Le docteur, qui avait écouté avec attention, hocha la tête.

— Tu as raison… tout est bien ainsi.

Et il ajouta, légèrement ironique :

— Heureusement même que vous n’avez connu la gravité de votre faute qu’après l’avoir commise.

Stéphane le regarda. Se moquait-il de lui ? Le docteur lui dit en souriant :

— Non, je ne plaisante pas. Mais que veux-tu, mon petit ? Le vieux sceptique que je suis n’attache pas autant d’importance que toi à ce qui s’est passé. Vous n’êtes responsable de rien. L’acte commis, en l’occurrence, n’est infâme que s’il est volontaire. Mais, là, ce sont les circonstances, aidées par Zoris et par Irène qui ont agi. Alors, pourquoi dramatiser ?… Il n’y a qu’un seul dénouement qui soit tragique, c’est la mort. Flavie n’est pas morte. Véronique non plus, et toi non plus. Reste l’avenir. Qu’as-tu décidé ?

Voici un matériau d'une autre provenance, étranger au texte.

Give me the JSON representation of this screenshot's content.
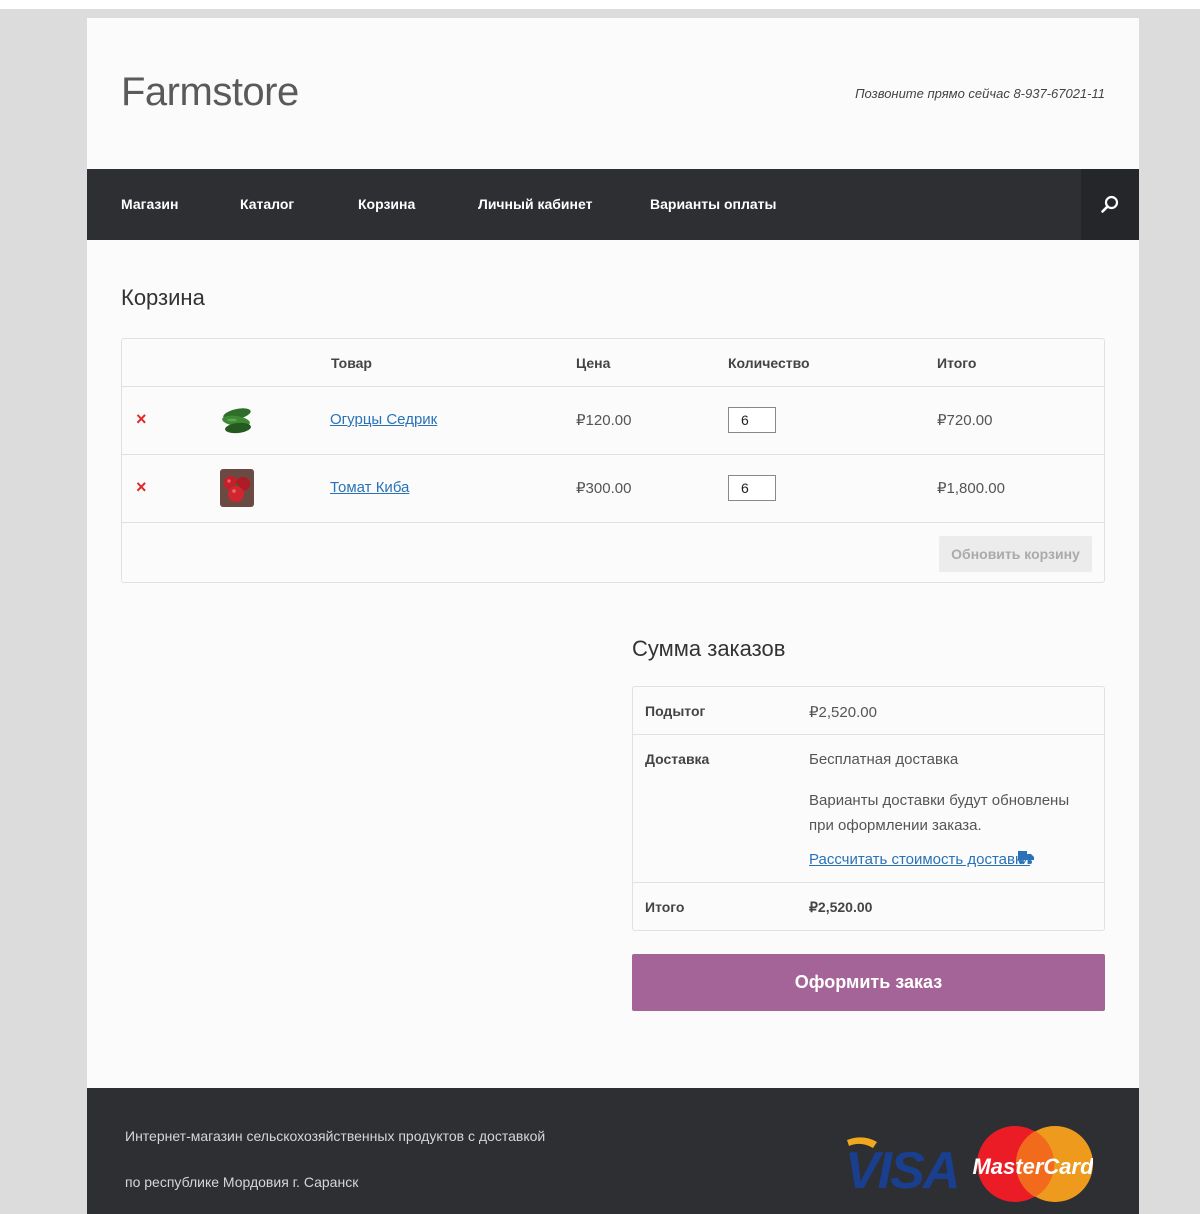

— Séphora et moi nous avons vu le notaire de Zoris, à Marseille. Je rachète les hypothèques, ainsi que deux ou trois diamants que Séphora a pu garder, ce qui permettra aux sœurs d’Esmiane de vivre tranquilles un an ou deux ; d’ici là, Séphora espère convaincre Flavie d’accepter le legs de Guillaume Bréhange.

— Et toi, que vas-tu devenir ?

— J’ai des projets de voyage en Algérie et au Maroc. Je pense beaucoup à une étude sur les antiquités romaines dans l’Afrique du Nord.